System of equations in $\mathbb{F}_p$ I have:$$\begin{matrix}X&+&Y&+&Z&=&3,\\& &Y&+&Z&=&2,\\&-&Y&+&Z&=&0.\end{matrix}$$
Let furthermore $p$ be prime. How can I solve this system with respect to $\mathbb{F}_p$?
 A: Continuing from the comments. If we are not in a field of characteristic $2$, we can solve the system of linear equations in the usual manner and get $X = Y = Z = 1$ as the unique solution.
Thus, that is the solution in any $\Bbb F_p$ if $p > 2$.

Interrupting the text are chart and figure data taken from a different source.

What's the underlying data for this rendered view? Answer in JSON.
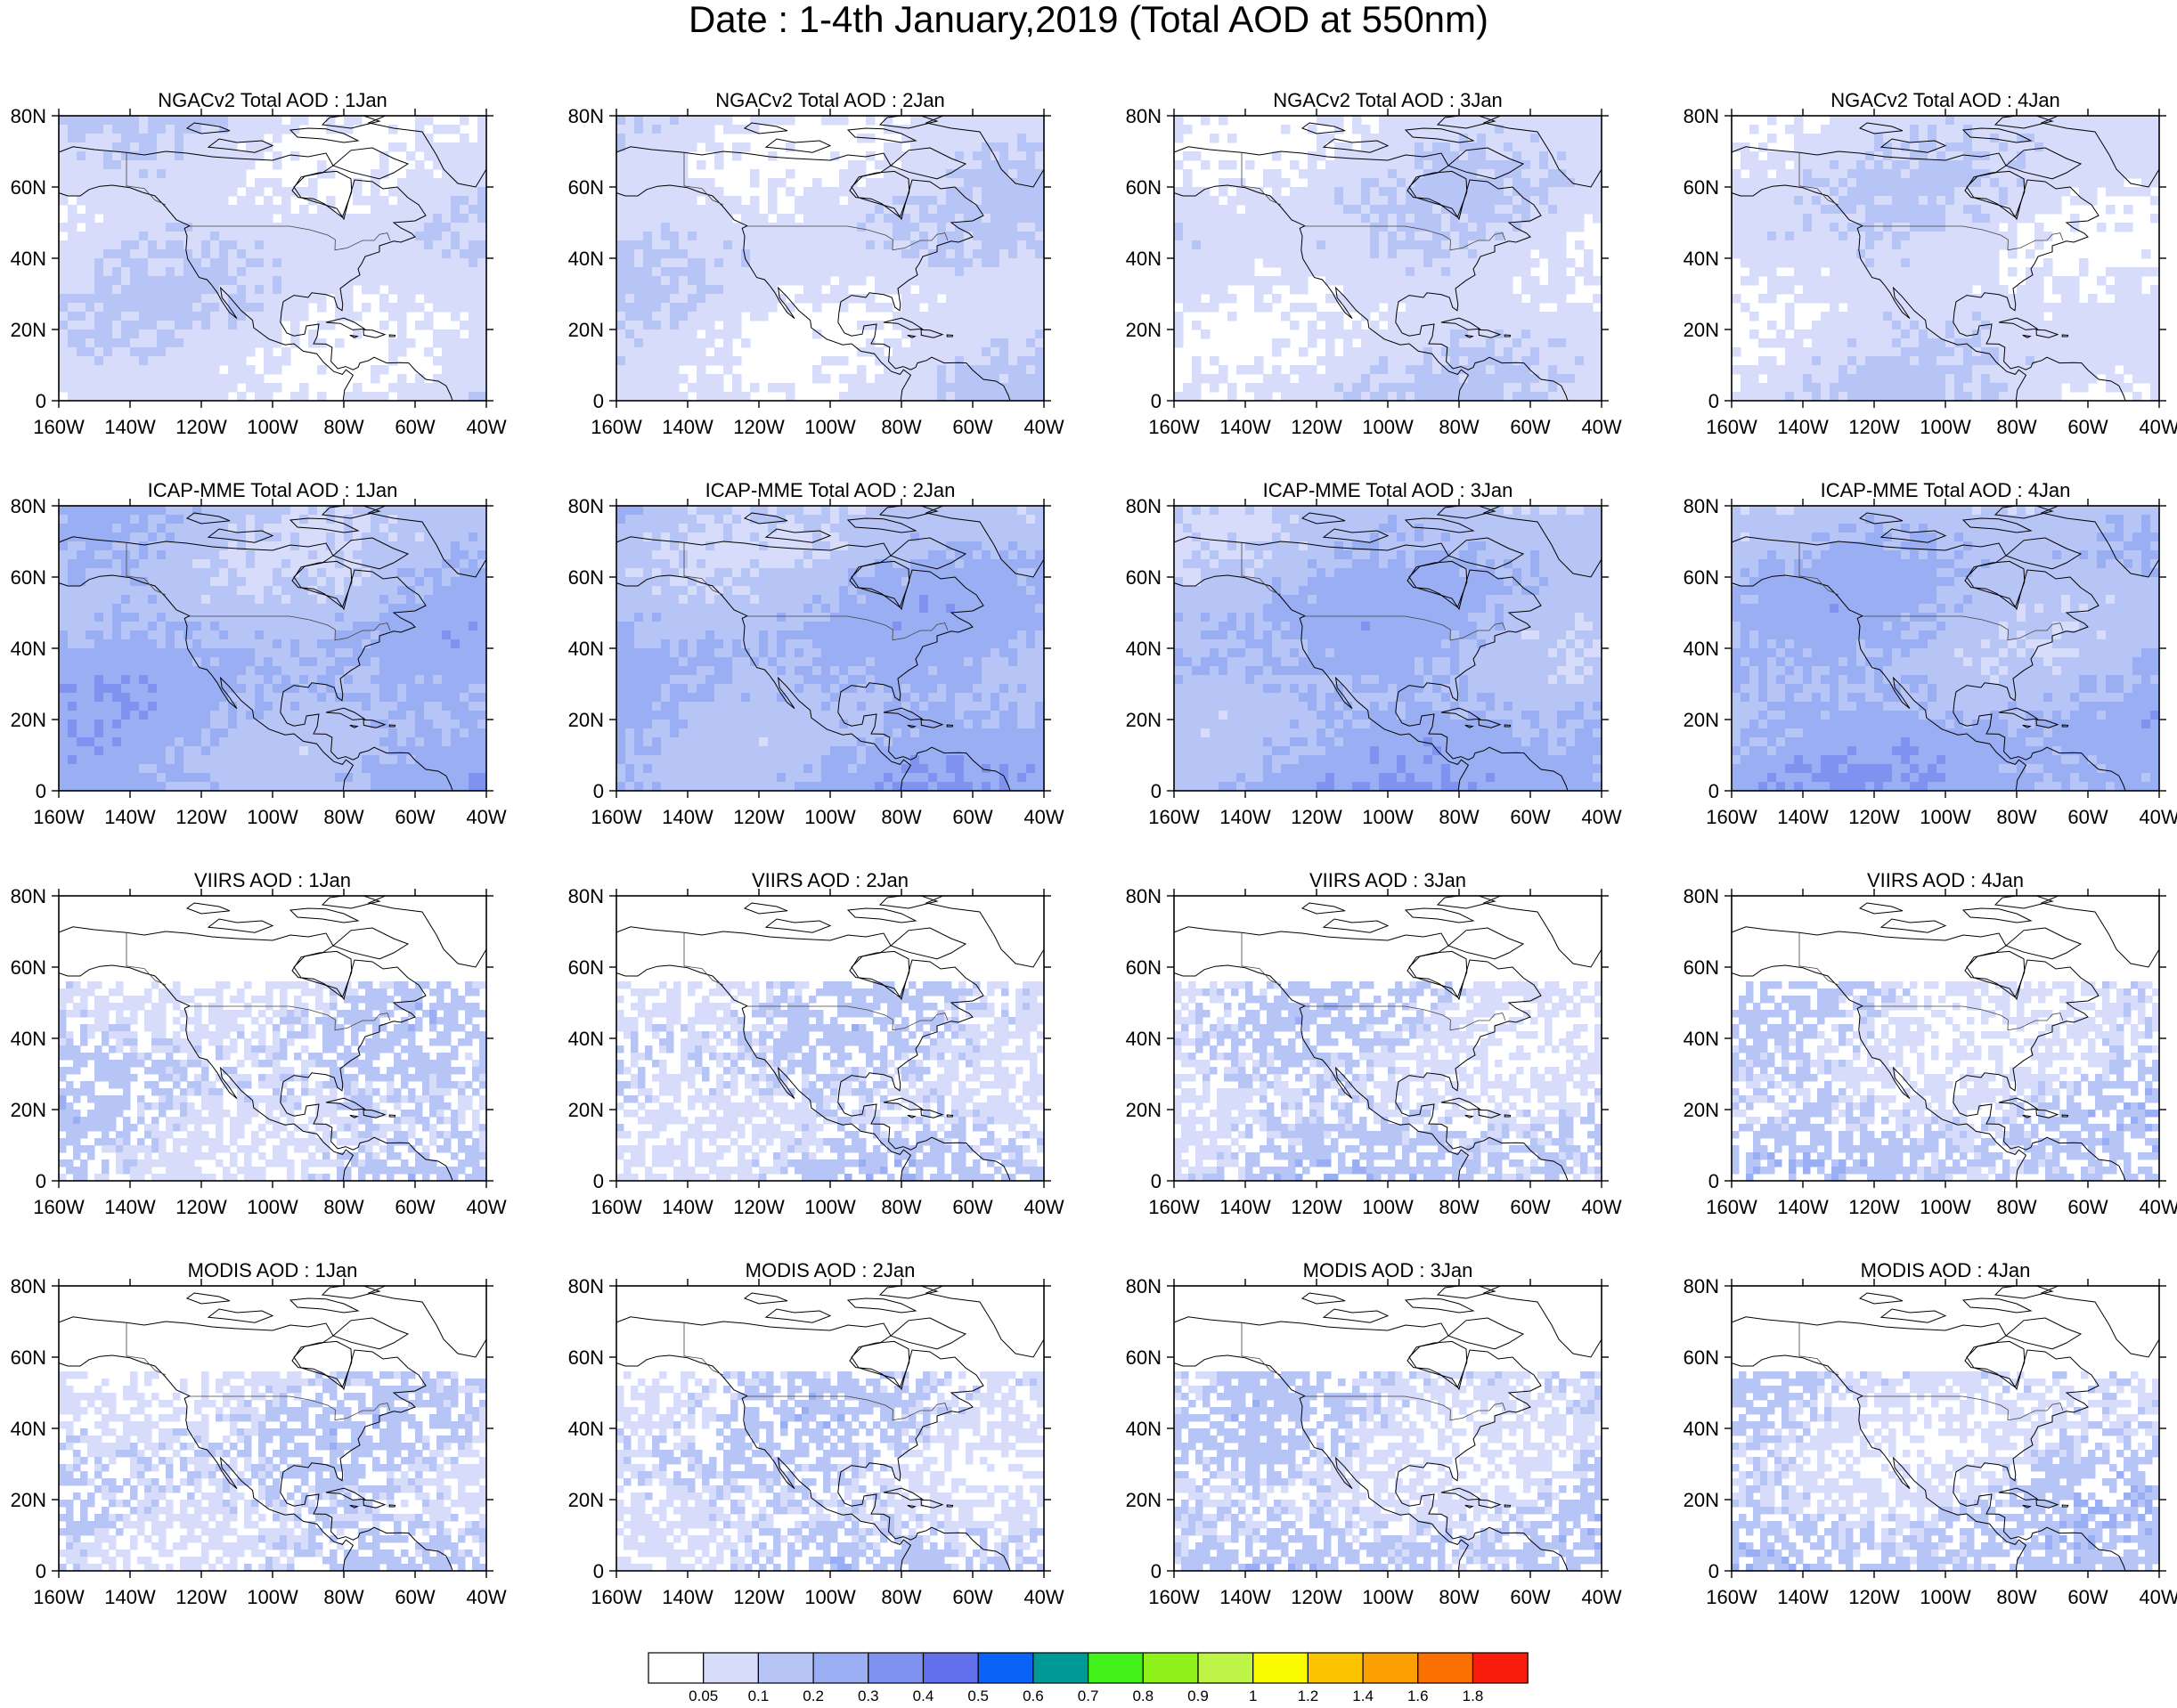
{
  "title": "Date : 1-4th January,2019 (Total AOD at 550nm)",
  "map": {
    "lon_range": [
      -160,
      -40
    ],
    "lat_range": [
      0,
      80
    ],
    "x_tick_labels": [
      "160W",
      "140W",
      "120W",
      "100W",
      "80W",
      "60W",
      "40W"
    ],
    "y_tick_labels": [
      "0",
      "20N",
      "40N",
      "60N",
      "80N"
    ]
  },
  "rows": [
    {
      "dataset": "NGACv2",
      "titles": [
        "NGACv2 Total AOD : 1Jan",
        "NGACv2 Total AOD : 2Jan",
        "NGACv2 Total AOD : 3Jan",
        "NGACv2 Total AOD : 4Jan"
      ],
      "mean_level": [
        1,
        1,
        1,
        1
      ]
    },
    {
      "dataset": "ICAP-MME",
      "titles": [
        "ICAP-MME Total AOD : 1Jan",
        "ICAP-MME Total AOD : 2Jan",
        "ICAP-MME Total AOD : 3Jan",
        "ICAP-MME Total AOD : 4Jan"
      ],
      "mean_level": [
        2,
        2,
        2,
        2
      ]
    },
    {
      "dataset": "VIIRS",
      "titles": [
        "VIIRS AOD : 1Jan",
        "VIIRS AOD : 2Jan",
        "VIIRS AOD : 3Jan",
        "VIIRS AOD : 4Jan"
      ],
      "mean_level": [
        1,
        1,
        1,
        1
      ]
    },
    {
      "dataset": "MODIS",
      "titles": [
        "MODIS AOD : 1Jan",
        "MODIS AOD : 2Jan",
        "MODIS AOD : 3Jan",
        "MODIS AOD : 4Jan"
      ],
      "mean_level": [
        1,
        1,
        1,
        1
      ]
    }
  ],
  "colorbar": {
    "labels": [
      "0.05",
      "0.1",
      "0.2",
      "0.3",
      "0.4",
      "0.5",
      "0.6",
      "0.7",
      "0.8",
      "0.9",
      "1",
      "1.2",
      "1.4",
      "1.6",
      "1.8"
    ],
    "colors": [
      "#ffffff",
      "#d6dcfa",
      "#b7c4f6",
      "#9aaef3",
      "#7f92ef",
      "#6270ec",
      "#0b62f6",
      "#009a96",
      "#42f21a",
      "#8ef21a",
      "#bdf447",
      "#fbfb00",
      "#fbc300",
      "#fb9f00",
      "#fb7000",
      "#f81d0c"
    ]
  }
}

For the case $p = 2$, we see that the equations become
\begin{align}
X + Y + Z &= 1,\\
Y + Z &= 0,\\
Y + Z &= 0.
\end{align}
(Recall that $Y = -Y$ in char $2$.)
Now we see that we actually have a redundancy in the system. (If you're familiar with linear algebra, we see that the coefficients matrix is not full rank and thus, we won't get a unique solution.)

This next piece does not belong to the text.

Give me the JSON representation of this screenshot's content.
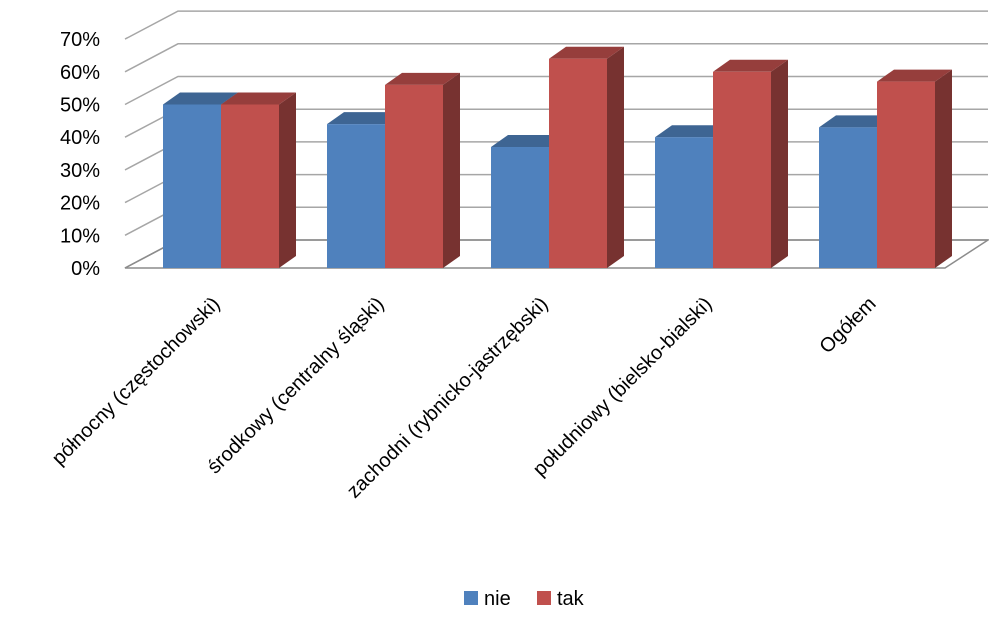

Substituting $Y+Z = 0$ in the first equation gives us that $X = 1$. Thus, we are only left with $Y + Z = 0$ which has two solutions. Thus, the complete set of solutions is
$$(X, Y, Z) \in \{(1, 1, 1), (1, 0, 0)\}.$$
A: In the first equation, replace $Y+Z$ with $2$ (by the 2nd equation). You get $X=1$. Add the 2nd and the third equation side-by-side, you get $2Z=2$. Now $if p\neq 2$ this yields $Z=1$ and then $Y=1$. Otherwise, if $p=2$, you have two solutions for $Y,Z$: either $Y=Z=1$ or $Z=Y=0$.